Bernard Bulaitis says
Dear Soc Doc. In an attempt to strengthen my achilles, after a niggle there, I started doing a lot of flat footed squats. I think I overdid these, moving too quickly to 15 minutes at a time. My hips felt really stiff coming out of these squats. However, characteristically, I stupidly did not listen to my body and carried on. My left knee seized up with a ‘bakers cyst’ bursitis. Trigger point massage in the thigh helped this, but both hip joints now really ache. I thought I was over it on Sunday and went running but had to pull up due to what felt like a tear in my left hip flexor. It’s feeling better now, and I’ve been for some long swims. Do you agree with my ‘self diagnosis’ that I’ve damaged my hip ligaments by over-stretching them in the squats? Any suggestions as to how I might proceed, or is it just a case of rest? I have a marathon booked for April and am getting worried I may miss too much training. Any advice most welcome. Bernard – London UK
Sock Doc says
It’s rather difficult to over-stretch your ligaments in your squats unless you were getting a pinching-type of pain in the hip joints when you were doing them and you just pushed through it. Of course, it’s impossible for me to tell you what you did, especially if you tore something. Best for you to see a doc/therapist to help you out. Don’t push yourself for April – that’s a recipe for disaster if you’re not ready.
Jean Rouvelin says
Hi Doc,
My name is Jean and i am 36. I find you with the trail nation podcast, and I am looking for a solution for my knee problem.
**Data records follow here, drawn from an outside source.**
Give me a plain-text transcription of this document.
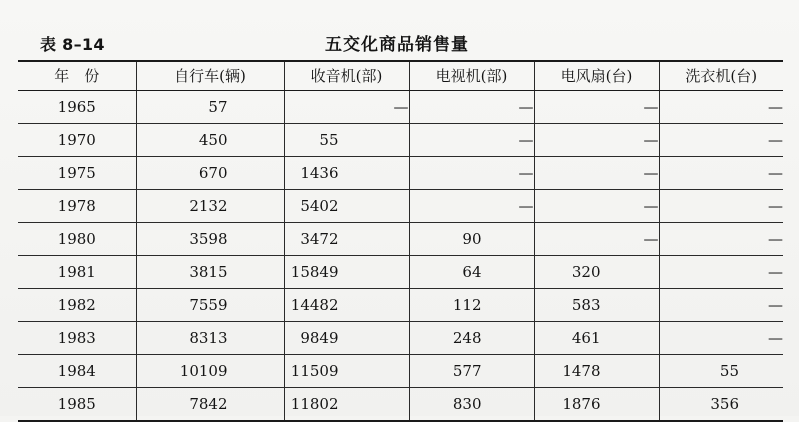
表 8–14	五交化商品销售量
年　份	自行车(辆)	收音机(部)	电视机(部)	电风扇(台)	洗衣机(台)
1965	57	—	—	—	—
1970	450	55	—	—	—
1975	670	1436	—	—	—
1978	2132	5402	—	—	—
1980	3598	3472	90	—	—
1981	3815	15849	64	320	—
1982	7559	14482	112	583	—
1983	8313	9849	248	461	—
1984	10109	11509	577	1478	55
1985	7842	11802	830	1876	356
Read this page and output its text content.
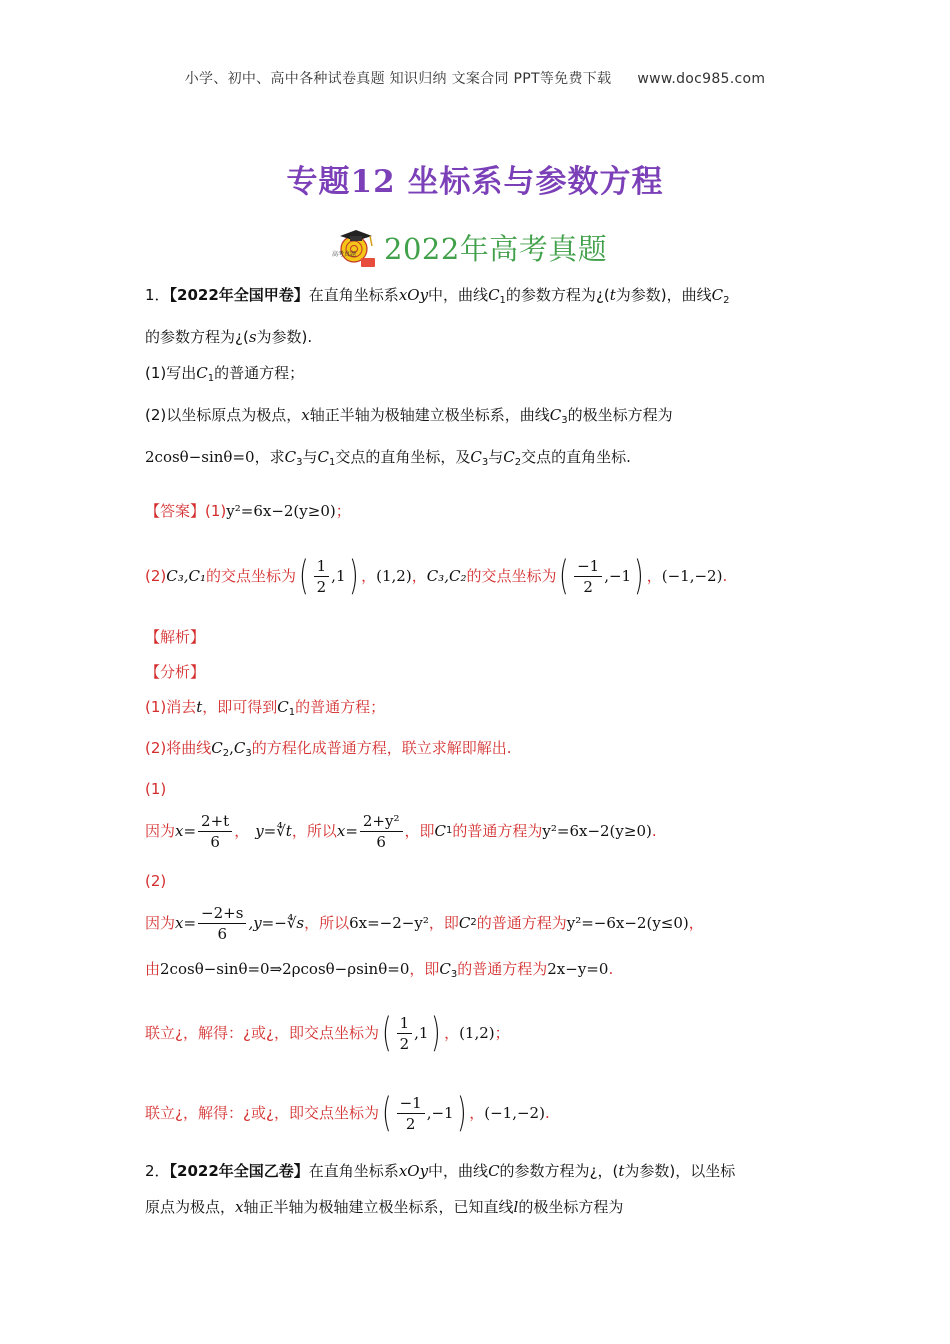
小学、初中、高中各种试卷真题 知识归纳 文案合同 PPT等免费下载 www.doc985.com
专题12 坐标系与参数方程
高考真题 2022年高考真题

1．【2022年全国甲卷】在直角坐标系xOy中，曲线$C_1$的参数方程为¿(t为参数)，曲线$C_2$

的参数方程为¿(s为参数).

(1)写出$C_1$的普通方程；

(2)以坐标原点为极点，x轴正半轴为极轴建立极坐标系，曲线$C_3$的极坐标方程为

2cosθ−sinθ=0，求$C_3$与$C_1$交点的直角坐标，及$C_3$与$C_2$交点的直角坐标.

【答案】(1)y²=6x−2(y≥0)；

(2) C₃,C₁ 的交点坐标为 ( $\frac{1}{2}$ , 1 ) ， (1,2) ， C₃,C₂ 的交点坐标为 ( $\frac{-1}{2}$ , −1 ) ， (−1,−2) .

【解析】

【分析】

(1)消去t，即可得到$C_1$的普通方程；

(2)将曲线$C_2,C_3$的方程化成普通方程，联立求解即解出.

(1)

因为 $x= \frac{2+t}{6}$ ， y=∜t ，所以 $x= \frac{\text{2+y²}}{6}$ ，即 C 1 的普通方程为 y²=6x−2(y≥0) .

(2)

因为 $x= \frac{-2+s}{6}$ ,y=−∜s ，所以 6x=−2−y² ，即 C 2 的普通方程为 y²=−6x−2(y≤0) ，

由2cosθ−sinθ=0⇒2ρcosθ−ρsinθ=0，即$C_3$的普通方程为2x−y=0.

联立 ¿ ，解得： ¿ 或 ¿ ，即交点坐标为 ( $\frac{1}{2}$ , 1 ) ， (1,2) ；

联立 ¿ ，解得： ¿ 或 ¿ ，即交点坐标为 ( $\frac{-1}{2}$ , −1 ) ， (−1,−2) .

2．【2022年全国乙卷】在直角坐标系xOy中，曲线C的参数方程为¿，(t为参数)，以坐标

原点为极点，x轴正半轴为极轴建立极坐标系，已知直线l的极坐标方程为
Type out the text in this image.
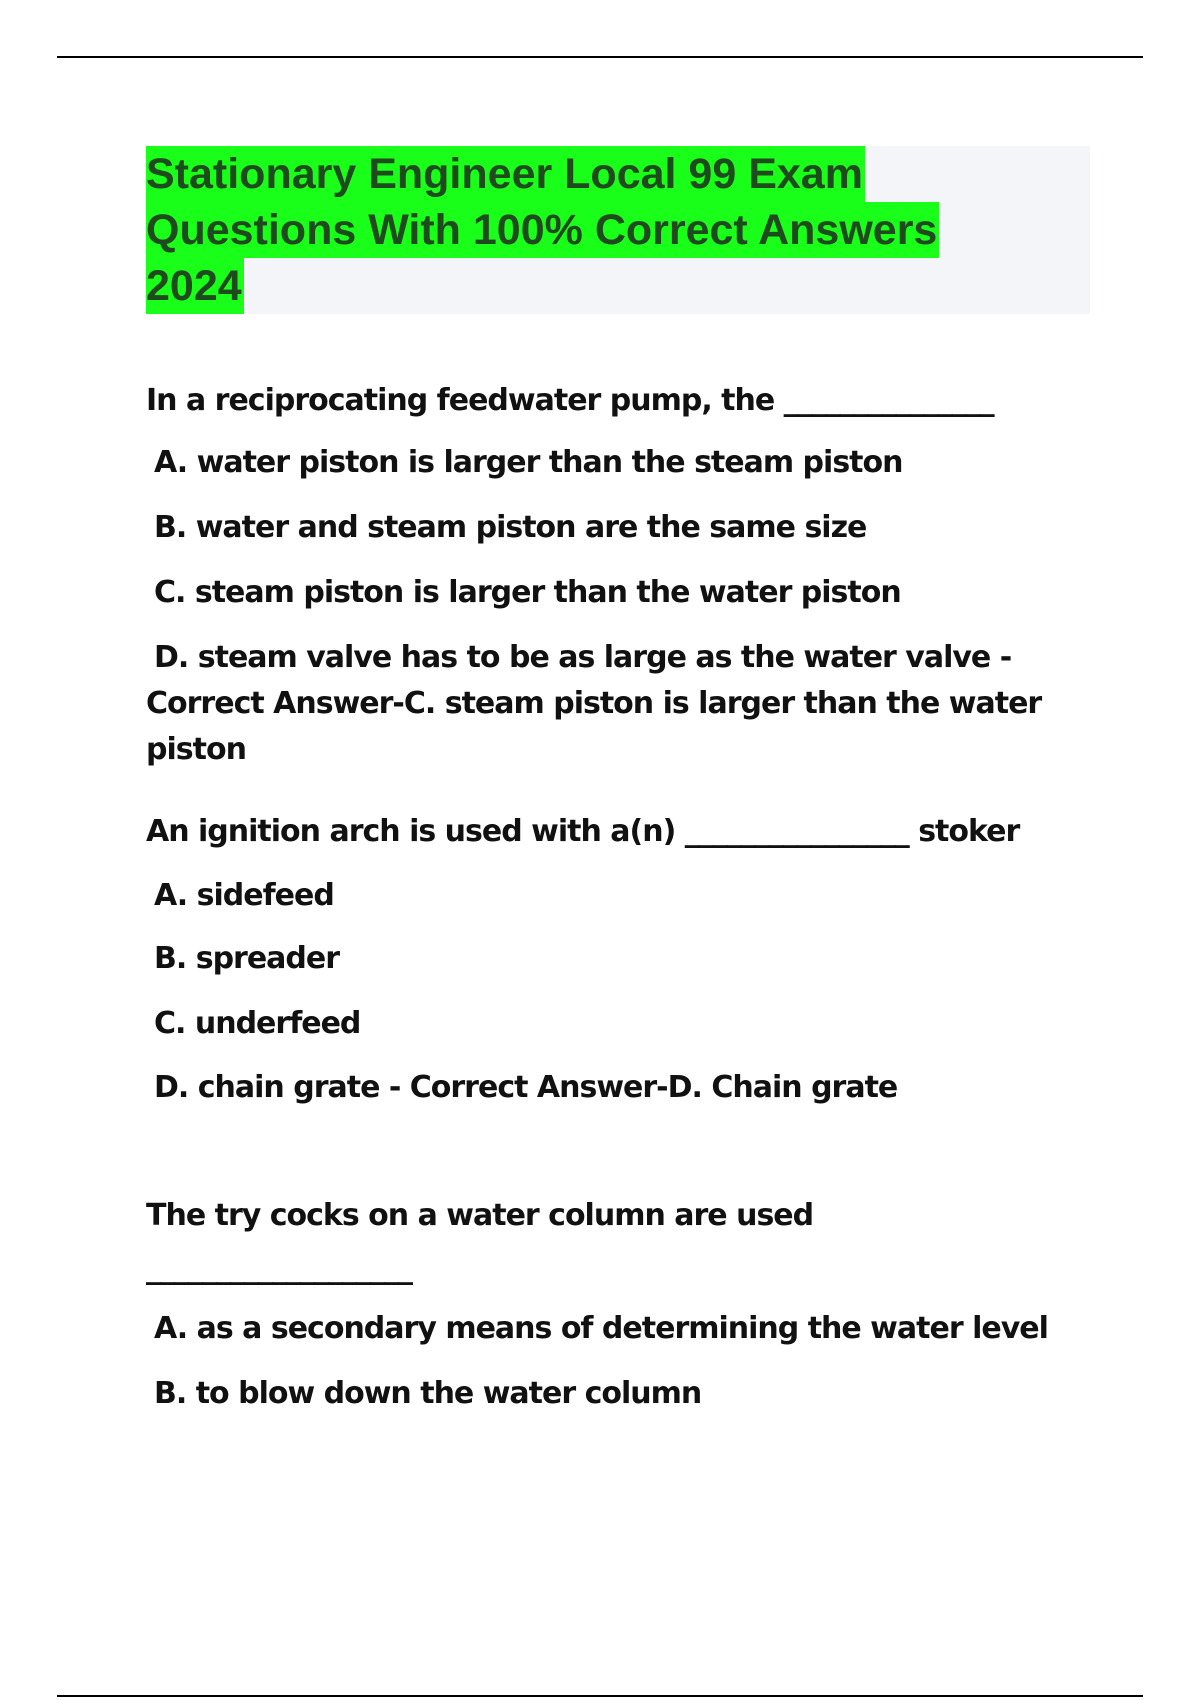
Stationary Engineer Local 99 Exam
Questions With 100% Correct Answers
2024
In a reciprocating feedwater pump, the _______________
A. water piston is larger than the steam piston
B. water and steam piston are the same size
C. steam piston is larger than the water piston
D. steam valve has to be as large as the water valve - Correct Answer-C. steam piston is larger than the water piston
An ignition arch is used with a(n) ________________ stoker
A. sidefeed
B. spreader
C. underfeed
D. chain grate - Correct Answer-D. Chain grate
The try cocks on a water column are used
___________________
A. as a secondary means of determining the water level
B. to blow down the water column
I am in the uk and I run a fair bit, not at the moment, and been injured for the last two months now.
I have seen a physio, a GP and a chiropractor to get answers and solutions but not brilliant I have to be honest.
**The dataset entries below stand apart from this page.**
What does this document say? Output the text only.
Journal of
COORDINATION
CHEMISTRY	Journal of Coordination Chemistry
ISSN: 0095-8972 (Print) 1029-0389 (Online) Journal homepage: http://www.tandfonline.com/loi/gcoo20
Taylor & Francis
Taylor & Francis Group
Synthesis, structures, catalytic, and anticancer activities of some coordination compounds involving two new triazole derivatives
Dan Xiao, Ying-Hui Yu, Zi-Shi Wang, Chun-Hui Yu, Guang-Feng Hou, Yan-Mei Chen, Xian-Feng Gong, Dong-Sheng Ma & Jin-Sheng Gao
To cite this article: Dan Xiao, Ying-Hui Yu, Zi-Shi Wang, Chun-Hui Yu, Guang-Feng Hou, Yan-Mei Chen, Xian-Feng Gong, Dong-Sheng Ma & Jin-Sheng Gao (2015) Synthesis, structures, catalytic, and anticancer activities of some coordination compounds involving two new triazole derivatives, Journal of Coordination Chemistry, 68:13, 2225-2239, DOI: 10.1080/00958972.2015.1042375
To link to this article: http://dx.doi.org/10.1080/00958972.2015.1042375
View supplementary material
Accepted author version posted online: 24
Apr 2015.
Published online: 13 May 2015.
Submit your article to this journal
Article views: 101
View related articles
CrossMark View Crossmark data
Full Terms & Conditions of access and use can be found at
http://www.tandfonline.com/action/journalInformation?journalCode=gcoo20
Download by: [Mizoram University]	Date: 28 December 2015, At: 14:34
I apparently have a patellar tendinitis on my left knee. I had the same last year with an inflamed bursa, they decided to inject the bursa with cortisone and that sort out the problem for the time being and I had a tendinitis a few years ago on my other knee which took 18 months to make better. The pain is getting worse and i am desperate to find a solution to my multi knee problems. I am riding my bike a bit, because that is the only things who help me to deal with my day to day issues.
If you have any input or exercises to help I am a taker. A bit desperate to be again on the side line.
Thank you and carry on the good work.
Dr. Stephen Gangemi "Sock Doc" says
Hi Jean – check out the articles on this site about bursitis and inflammation (search button works well). This is most likely an inflammatory/overtraining issue. Hope that helps! Good luck.